The school cancelled Thursday’s back to school night, but on Friday returned to normal campus schedule and events, including a luncheon recognizing its 22 National Merit semi-finalists.  The school recently had gifted its students with "I (heart) Arcadia" buttons meant to be passed on to individuals who show good character. Thursday evening, after the emergency was deemed over, many students awarded their buttons to the officers who had responded.

Dealing with threats has become an unfortunately recurring aspect of education. The AP Calculus student recalled that this was the fourth lockdown she has gone through since middle school.

During Thursday's lockdown, she said, students were more frustrated than fearful. But concern triggered by the threats has affected at least one other San Gabriel Valley school.

A parent at San Julian Elementary in La Puente expressed anxiousness about the incidents, prompting a call to LA Sheriff's Industry Station. A dispatched patrol unit found no problem and school resumed, according to principal Martha Arceo.

She and the sheriff’s department emphasized there had been no threat made.

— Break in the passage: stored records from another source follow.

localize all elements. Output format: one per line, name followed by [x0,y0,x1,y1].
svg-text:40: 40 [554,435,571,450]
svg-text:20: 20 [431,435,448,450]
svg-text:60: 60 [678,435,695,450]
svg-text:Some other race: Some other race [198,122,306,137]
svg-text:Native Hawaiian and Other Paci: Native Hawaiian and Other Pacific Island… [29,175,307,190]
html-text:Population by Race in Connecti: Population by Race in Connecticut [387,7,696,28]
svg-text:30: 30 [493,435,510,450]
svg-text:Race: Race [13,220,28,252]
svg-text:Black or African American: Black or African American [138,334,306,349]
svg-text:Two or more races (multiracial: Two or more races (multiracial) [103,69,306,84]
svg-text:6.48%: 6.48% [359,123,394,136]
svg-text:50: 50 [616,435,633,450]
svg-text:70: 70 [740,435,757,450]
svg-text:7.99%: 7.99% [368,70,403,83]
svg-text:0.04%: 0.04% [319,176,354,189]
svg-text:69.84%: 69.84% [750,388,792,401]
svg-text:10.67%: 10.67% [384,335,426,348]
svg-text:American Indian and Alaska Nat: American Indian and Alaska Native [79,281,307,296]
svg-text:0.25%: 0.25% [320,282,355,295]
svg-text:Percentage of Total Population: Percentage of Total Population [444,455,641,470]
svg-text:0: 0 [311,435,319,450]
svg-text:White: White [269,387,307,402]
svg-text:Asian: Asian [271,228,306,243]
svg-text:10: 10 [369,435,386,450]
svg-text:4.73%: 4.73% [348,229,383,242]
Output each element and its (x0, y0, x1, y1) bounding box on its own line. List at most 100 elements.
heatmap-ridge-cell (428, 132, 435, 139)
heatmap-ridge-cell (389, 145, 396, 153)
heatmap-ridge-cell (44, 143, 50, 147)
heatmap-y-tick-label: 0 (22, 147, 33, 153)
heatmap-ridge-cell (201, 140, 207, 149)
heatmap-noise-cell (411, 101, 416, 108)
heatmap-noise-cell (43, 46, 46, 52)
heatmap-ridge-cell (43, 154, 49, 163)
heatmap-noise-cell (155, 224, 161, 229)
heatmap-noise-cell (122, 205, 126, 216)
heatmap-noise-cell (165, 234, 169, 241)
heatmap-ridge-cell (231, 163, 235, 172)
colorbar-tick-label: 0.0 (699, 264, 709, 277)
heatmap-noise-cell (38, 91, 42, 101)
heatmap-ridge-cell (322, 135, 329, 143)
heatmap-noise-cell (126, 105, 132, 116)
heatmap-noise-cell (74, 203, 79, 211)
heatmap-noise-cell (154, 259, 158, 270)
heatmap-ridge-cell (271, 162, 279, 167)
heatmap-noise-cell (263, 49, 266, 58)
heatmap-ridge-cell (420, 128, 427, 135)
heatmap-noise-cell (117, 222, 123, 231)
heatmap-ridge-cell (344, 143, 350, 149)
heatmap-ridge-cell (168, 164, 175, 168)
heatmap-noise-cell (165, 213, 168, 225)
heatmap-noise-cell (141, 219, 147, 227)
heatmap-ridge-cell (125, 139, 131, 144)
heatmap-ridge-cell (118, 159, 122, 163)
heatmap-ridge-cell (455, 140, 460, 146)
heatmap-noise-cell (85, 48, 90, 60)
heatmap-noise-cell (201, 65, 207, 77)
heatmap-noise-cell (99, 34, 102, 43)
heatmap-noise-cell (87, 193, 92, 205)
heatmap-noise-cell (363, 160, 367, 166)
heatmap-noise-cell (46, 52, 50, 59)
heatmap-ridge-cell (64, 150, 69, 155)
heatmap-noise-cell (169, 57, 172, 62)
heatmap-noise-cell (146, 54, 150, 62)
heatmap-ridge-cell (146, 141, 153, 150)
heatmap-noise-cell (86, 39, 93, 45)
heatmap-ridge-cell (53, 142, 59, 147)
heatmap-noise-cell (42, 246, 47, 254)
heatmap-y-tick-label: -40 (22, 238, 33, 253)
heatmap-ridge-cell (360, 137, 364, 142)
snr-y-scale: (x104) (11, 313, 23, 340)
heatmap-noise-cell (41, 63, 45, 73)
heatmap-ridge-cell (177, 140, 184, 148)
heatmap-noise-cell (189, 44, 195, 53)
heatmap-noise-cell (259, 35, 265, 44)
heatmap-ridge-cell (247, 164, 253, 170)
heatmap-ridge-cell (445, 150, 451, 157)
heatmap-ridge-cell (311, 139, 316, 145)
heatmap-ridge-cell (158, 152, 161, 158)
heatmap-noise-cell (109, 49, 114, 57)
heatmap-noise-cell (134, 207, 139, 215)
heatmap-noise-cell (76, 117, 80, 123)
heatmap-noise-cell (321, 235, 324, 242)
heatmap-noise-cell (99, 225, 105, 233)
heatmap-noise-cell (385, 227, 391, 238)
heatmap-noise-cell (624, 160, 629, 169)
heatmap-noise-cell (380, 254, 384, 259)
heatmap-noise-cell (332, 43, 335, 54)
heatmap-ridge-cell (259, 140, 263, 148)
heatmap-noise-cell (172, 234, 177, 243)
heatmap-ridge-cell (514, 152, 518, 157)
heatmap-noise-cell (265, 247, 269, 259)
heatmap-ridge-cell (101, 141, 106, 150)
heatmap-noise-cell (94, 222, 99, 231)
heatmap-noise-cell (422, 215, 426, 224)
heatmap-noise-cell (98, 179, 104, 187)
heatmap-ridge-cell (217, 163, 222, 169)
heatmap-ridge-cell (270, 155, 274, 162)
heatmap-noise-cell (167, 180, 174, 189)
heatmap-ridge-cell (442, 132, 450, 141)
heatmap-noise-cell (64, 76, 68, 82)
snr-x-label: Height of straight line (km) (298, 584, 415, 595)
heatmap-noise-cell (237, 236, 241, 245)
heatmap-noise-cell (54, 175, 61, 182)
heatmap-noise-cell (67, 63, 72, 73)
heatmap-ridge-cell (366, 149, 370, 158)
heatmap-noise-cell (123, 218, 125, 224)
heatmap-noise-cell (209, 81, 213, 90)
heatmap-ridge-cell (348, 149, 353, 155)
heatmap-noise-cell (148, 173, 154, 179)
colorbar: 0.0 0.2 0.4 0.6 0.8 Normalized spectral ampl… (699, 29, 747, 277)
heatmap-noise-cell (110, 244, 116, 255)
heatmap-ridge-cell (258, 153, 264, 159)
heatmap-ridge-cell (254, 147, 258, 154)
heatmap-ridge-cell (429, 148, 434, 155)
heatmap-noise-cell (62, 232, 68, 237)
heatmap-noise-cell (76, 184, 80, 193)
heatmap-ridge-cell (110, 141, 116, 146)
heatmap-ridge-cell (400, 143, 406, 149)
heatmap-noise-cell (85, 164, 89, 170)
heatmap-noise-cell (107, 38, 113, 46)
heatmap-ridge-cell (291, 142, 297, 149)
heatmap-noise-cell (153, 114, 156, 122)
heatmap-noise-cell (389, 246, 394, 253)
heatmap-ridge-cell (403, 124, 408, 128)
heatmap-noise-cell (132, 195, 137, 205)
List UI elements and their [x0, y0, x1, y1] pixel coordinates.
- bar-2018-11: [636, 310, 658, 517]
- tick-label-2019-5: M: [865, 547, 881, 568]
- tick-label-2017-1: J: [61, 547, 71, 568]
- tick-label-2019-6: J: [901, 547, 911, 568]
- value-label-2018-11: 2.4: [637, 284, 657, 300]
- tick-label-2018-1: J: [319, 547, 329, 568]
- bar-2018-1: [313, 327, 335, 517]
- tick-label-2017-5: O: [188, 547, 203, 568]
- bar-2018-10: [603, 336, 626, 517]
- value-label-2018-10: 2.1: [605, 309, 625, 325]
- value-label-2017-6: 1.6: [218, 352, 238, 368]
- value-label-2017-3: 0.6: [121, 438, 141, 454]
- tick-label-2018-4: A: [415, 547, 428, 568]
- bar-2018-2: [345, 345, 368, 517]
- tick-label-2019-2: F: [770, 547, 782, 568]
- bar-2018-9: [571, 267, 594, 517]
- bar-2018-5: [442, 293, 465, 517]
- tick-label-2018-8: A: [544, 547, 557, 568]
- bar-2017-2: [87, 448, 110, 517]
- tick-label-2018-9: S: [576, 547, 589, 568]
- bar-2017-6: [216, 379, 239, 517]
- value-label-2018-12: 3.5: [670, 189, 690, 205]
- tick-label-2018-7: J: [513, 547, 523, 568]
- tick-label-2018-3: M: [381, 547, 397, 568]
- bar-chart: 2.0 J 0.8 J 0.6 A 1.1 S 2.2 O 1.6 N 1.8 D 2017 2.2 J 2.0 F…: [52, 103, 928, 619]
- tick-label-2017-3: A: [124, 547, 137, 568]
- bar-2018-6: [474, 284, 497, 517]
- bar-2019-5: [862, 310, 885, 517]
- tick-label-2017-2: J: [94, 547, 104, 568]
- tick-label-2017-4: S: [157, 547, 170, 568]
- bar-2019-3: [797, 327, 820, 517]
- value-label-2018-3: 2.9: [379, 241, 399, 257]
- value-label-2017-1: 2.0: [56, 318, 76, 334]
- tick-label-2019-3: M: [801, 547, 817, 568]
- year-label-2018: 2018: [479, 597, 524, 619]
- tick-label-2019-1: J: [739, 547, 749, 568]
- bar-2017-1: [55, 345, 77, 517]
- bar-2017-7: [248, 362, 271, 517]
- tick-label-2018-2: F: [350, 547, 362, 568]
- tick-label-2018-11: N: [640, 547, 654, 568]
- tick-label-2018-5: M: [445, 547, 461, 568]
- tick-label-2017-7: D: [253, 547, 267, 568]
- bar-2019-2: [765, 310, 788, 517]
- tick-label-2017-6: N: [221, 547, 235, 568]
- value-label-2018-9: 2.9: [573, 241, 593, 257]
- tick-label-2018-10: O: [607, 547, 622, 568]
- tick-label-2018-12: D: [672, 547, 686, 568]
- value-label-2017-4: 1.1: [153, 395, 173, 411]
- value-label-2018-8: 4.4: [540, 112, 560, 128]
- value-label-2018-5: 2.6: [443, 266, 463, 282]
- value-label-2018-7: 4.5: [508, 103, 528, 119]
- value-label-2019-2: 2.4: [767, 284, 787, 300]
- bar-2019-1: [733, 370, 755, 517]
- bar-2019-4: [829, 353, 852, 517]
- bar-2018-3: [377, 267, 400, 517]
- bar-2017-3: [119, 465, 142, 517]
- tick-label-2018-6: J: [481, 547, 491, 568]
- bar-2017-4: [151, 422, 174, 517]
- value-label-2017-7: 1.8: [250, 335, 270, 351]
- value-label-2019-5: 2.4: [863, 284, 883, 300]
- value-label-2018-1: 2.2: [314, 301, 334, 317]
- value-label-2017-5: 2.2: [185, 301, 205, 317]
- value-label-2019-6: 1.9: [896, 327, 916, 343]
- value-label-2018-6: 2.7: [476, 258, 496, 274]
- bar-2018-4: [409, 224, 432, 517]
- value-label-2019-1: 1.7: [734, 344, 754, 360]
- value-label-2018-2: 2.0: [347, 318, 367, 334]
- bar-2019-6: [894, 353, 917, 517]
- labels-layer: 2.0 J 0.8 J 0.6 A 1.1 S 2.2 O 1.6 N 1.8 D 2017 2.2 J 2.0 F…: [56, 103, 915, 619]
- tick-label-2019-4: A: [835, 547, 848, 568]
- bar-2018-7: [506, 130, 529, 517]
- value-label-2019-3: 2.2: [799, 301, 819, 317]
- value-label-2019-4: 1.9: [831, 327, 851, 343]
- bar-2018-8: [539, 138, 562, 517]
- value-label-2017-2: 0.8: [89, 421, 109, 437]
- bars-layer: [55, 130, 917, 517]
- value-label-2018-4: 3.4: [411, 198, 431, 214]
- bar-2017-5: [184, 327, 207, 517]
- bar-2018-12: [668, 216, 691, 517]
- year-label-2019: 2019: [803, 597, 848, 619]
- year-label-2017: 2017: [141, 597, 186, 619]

Later Friday, to the east in Fontana, Mango Elementary School was evacuated after a bomb threat. Nothing was found.

Initial indications show no connection to the gun threats in the San Gabriel Valley, according to an FBI source who had been briefed on the Fontana case.

For law enforcement, tracing back phone calls is tougher in this age of disposable black market cellphones and voice over internet calls.

How far investigators have gotten in locating the sources of the calls, authorities declined to discuss.